The AF in servo mode is customisable so that it doesn't jump around when, for example, a bird flies behind a tree and re-appears on the other side.


----------



## neuroanatomist (Jul 15, 2012)

brought1 said:


> When you're tracking someone or something during Al Servo, the camera is constantly focusing. How do you re-compose your shot while keeping the center focus on the subject and not jumping to an object in front or behind them? I would assume that with the new 5D3, with the crosshairs being more sensitive, using all cross types or even varients of combinations, it would be easier to accidently jump forward or backwards depending on the contrasted objects...or am I to assume that everything shot is taken in a horizontal orientation and cropped vertically, when needed. ( I can't wait to get my paws on a 5D3 to test it out or 1Dx)

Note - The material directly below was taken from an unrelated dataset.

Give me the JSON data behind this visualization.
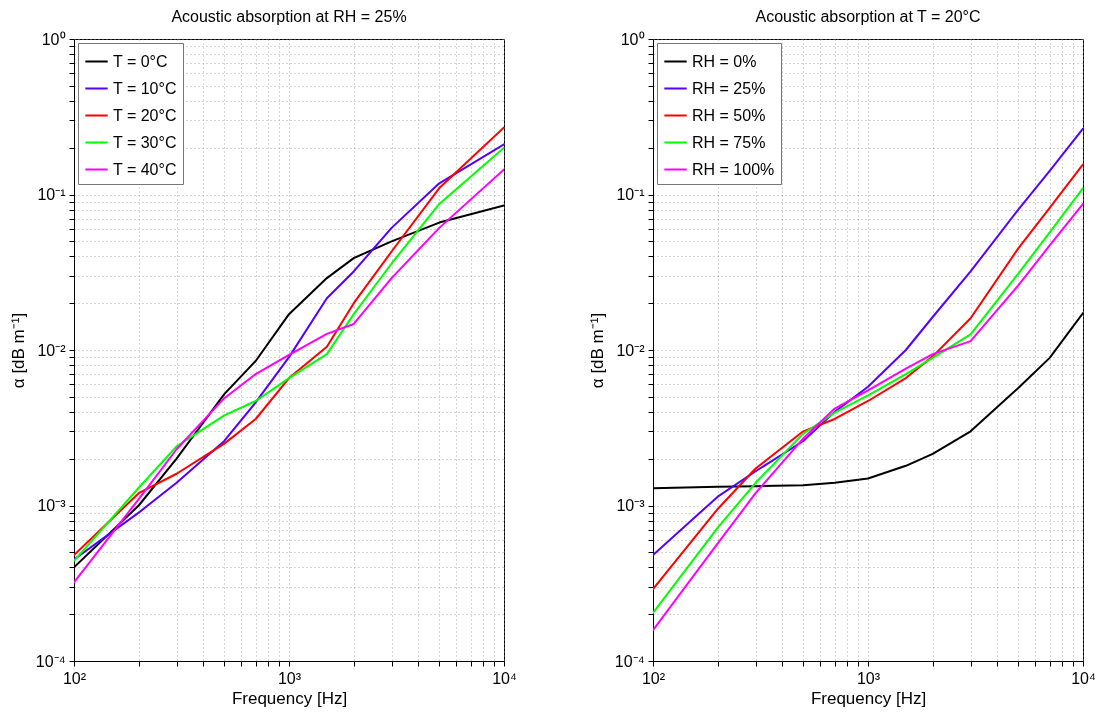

First, you don't have to start from the center - you can select any of the AF points to initiate servo tracking. Not only that, there's an orientation sensitive option, so the camera can default to a different specific point in landscape vs. portrait vs. 'reverse' portrait. 

Then, as Brian said, the parameters are customizable in lots of ways, including whether it stays locked on the first subject (even if a ref or pole passes in front), or jumps to a new subject entering the frame (which you may want when shooting a race, for example).


----------



## brought1 (Jul 16, 2012)

Wow...I'll be honest, I didn't know that about the 5d3. That's sweeet! Thanks.

J


----------



## Dylan777 (Jul 17, 2012)

brought1 said:


> Wow...I'll be honest, I didn't know that about the 5d3. That's sweeet! Thanks.
> 
> J



Why I bought 5D III: Canon EOS 5D Mark III - Tutorial AF Area Selection 1/14


----------



## Razor2012 (Jul 17, 2012)

Very informative, thanks.


----------